OLG Dresden – Az.: 17 W 694/11 – Beschluss vom 16.08.2011
Auf die Beschwerde der Erstbeteiligten wird die Zwischenverfügung des Grundbuchamtes Riesa vom 24.06.2011 (ZH-781-12) aufgehoben.
Gründe
I.
Das Grundbuchamt soll zugunsten der Drittbeteiligten eine Grundschuld registrieren, die die Viertbeteiligte bestellte und deren Eintrag sie bewilligte. Erklärtermaßen tat sie dies nicht im eigenen, sondern im Namen von Erst- und Zweitbeteiligter, der derzeitigen und der als solcher vorgemerkten künftigen Grundstückseignerin. Die dazu dem Grundbuchamt bereits vorliegende, im notariellen Kaufvertrag erteilte Vollmacht ermächtigt die „jeweiligen Angestellten des Notars“ und kann nur vor diesem ausgeübt werden. In der nun eingereichten Grundschuldbestellungsurkunde des (nämlichen) Notars, der im Kaufvertrag von den Vertragsparteien bevollmächtigt ist, alle zu dessen Vollzug erforderlichen Erklärungen entgegenzunehmen und abzugeben, heißt es zur Viertbeteiligten: „Heute … erschien … meine Notariatsangestellte …“.
Dem grundbuchamtlichen Rechtspfleger ist das nicht eindeutig genug. Die Vollmacht sei nicht verwendbar, weil sie den Bevollmächtigten nicht beim Namen nenne. Erst- und Zweitbeteiligte müssten daher die Grundschuldbestellung genehmigen.
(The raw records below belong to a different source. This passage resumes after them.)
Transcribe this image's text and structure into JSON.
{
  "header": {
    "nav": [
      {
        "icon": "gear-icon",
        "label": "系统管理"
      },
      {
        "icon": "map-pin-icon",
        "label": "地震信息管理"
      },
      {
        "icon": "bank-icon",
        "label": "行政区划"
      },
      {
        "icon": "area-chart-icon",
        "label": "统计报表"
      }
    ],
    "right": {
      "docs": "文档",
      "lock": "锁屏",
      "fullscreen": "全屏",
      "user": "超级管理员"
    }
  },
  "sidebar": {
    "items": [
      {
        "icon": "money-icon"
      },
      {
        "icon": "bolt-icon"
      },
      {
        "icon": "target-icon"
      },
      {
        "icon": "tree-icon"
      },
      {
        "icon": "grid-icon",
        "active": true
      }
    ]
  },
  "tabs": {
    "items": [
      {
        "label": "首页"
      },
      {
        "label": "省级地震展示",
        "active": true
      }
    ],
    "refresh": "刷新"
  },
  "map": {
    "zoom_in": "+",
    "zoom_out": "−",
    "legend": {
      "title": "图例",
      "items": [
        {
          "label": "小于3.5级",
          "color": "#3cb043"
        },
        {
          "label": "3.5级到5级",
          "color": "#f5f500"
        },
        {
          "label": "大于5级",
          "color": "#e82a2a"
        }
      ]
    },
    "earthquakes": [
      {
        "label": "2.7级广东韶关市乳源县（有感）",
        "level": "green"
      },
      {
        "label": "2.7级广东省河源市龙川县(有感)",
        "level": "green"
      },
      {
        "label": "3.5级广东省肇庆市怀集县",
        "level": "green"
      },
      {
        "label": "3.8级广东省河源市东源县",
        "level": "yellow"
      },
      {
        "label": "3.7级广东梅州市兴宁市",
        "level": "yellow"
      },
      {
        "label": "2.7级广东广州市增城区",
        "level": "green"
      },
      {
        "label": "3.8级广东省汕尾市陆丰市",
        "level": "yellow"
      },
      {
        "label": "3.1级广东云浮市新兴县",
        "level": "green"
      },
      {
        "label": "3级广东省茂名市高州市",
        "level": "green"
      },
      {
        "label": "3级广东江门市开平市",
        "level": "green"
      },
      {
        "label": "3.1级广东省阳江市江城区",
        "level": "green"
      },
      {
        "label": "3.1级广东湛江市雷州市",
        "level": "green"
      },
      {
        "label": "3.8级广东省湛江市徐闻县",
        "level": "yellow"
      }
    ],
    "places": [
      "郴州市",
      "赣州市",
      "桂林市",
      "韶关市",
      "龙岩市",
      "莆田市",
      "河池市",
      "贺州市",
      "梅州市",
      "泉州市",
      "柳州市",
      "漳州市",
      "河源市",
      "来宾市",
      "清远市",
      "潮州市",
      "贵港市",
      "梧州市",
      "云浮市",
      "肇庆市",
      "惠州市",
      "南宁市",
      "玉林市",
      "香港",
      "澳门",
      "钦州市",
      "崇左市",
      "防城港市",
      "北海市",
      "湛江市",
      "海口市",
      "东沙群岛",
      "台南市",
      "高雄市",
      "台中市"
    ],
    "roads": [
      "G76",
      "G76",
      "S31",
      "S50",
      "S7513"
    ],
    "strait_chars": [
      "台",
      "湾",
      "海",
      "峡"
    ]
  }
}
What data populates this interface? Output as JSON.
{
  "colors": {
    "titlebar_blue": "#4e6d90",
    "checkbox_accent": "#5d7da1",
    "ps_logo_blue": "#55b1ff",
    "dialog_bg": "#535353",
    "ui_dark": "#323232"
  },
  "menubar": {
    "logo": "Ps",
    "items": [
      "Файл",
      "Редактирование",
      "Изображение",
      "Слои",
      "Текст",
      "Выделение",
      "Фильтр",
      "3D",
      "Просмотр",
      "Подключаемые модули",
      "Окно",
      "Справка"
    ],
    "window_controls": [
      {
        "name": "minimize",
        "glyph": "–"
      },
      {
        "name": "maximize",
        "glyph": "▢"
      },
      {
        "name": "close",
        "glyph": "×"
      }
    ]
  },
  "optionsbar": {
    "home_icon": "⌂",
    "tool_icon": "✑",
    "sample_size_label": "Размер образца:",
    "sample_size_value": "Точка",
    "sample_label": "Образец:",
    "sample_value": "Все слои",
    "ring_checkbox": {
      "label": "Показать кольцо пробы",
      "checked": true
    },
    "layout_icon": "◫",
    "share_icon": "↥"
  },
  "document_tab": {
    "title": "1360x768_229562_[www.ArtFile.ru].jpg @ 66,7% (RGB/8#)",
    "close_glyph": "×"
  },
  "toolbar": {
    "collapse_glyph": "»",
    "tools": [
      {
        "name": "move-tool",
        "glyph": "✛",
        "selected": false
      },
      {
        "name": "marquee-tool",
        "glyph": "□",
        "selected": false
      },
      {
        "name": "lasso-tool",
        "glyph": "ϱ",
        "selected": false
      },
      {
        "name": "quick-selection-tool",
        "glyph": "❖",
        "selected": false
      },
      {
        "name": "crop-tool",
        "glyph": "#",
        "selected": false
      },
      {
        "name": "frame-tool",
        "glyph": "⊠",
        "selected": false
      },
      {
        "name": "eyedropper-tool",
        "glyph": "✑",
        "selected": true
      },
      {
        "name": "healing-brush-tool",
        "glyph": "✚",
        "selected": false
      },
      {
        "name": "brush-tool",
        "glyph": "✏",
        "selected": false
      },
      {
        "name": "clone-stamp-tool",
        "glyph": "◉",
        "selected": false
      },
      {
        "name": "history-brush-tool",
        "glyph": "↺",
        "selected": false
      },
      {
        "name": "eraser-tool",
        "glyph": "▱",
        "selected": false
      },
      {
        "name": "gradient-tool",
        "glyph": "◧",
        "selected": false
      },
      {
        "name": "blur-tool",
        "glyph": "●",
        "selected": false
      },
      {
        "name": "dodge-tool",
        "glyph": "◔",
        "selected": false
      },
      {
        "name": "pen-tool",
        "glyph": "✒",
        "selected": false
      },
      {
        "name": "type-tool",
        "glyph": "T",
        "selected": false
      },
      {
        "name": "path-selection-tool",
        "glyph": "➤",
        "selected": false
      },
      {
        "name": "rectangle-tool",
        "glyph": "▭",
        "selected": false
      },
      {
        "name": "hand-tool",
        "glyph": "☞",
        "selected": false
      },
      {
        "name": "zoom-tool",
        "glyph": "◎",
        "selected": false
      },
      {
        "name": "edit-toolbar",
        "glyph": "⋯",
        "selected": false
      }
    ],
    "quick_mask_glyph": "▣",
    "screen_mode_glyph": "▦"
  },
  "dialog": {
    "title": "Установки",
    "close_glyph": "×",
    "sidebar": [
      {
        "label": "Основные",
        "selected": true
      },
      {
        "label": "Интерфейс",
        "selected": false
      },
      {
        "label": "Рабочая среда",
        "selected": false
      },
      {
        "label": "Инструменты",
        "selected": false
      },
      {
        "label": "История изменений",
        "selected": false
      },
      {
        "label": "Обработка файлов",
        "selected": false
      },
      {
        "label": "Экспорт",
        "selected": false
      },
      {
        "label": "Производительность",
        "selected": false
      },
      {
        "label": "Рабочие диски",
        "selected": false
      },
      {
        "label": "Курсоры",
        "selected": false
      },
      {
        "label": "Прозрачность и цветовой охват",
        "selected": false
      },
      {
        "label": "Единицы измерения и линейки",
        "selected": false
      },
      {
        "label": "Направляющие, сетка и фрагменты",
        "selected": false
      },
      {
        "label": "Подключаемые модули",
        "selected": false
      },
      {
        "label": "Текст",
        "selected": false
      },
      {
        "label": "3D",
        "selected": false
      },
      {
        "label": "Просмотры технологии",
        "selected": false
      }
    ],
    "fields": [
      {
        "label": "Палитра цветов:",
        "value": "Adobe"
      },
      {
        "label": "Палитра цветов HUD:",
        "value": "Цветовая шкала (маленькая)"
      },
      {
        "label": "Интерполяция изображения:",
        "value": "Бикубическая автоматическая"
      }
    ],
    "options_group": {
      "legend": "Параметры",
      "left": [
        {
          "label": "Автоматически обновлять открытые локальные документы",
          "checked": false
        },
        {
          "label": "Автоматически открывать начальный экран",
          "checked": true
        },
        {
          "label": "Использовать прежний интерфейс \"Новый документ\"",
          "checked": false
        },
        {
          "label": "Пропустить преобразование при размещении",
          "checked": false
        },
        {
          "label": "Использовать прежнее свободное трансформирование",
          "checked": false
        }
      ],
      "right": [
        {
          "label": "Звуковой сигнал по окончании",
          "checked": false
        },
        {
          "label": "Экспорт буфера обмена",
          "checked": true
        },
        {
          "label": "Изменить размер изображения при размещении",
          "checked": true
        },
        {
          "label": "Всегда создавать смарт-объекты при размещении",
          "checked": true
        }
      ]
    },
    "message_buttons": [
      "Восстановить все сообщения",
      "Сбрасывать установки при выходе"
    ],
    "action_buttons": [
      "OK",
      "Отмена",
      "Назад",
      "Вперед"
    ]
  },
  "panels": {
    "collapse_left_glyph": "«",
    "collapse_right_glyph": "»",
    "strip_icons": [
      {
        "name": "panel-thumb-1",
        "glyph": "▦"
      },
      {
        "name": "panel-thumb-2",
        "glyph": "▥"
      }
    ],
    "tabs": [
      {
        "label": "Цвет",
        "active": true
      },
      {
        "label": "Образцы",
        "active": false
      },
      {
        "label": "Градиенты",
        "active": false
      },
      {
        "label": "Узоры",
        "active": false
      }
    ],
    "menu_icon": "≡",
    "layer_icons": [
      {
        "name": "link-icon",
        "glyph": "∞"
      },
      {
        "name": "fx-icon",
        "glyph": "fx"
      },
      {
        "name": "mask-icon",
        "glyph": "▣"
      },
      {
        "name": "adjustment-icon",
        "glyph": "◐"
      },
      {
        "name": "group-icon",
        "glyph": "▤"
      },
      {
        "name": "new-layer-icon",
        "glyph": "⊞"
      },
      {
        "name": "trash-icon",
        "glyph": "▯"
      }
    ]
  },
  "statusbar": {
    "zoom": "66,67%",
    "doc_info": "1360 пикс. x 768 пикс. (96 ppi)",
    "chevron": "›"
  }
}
Das sieht die (vom Urkundsnotar vertretene) Erstbeteiligte anders. Sie stellt daher die grundbuchamtliche Zwischenverfügung im Wege der Beschwerde zur Überprüfung durch den Senat. Zu deren Begründung verweist sie auf einen Zeitschriftenbeitrag.
II.
Die nach §§ 71 Abs. 1, 18 Abs. 1 S. 1 GBO statthafte, den förmlichen Vorgaben des § 73 GBO Rechnung tragende und auch im Übrigen zulässige Beschwerde hat Erfolg. Das vom Grundbuchamt angenommene Eintragungshindernis besteht nicht. Die Zwischenverfügung war damit grundlos. Das bedingt deren Aufhebung. Mehr allerdings nicht; denn der Eintragungsantrag selbst ist nicht Gegenstand der Beschwerde.
Neben der Grundschuld soll der zu deren Gunsten von der Zweitbeteiligten erklärte Rangrücktritt registriert werden. Nicht zu beanstanden ist demnach, dass das Grundbuchamt zum beantragten „Gesamtvollzug der Grundschuldbestellungsurkunde“ die Bewilligung/Genehmigung auch der Zweitbeteiligten verlangt. Denn diese ist als Berechtigte der Eigentumsvormerkung vermerkt, die im Rang hinter die Grundschuld zurücktreten soll.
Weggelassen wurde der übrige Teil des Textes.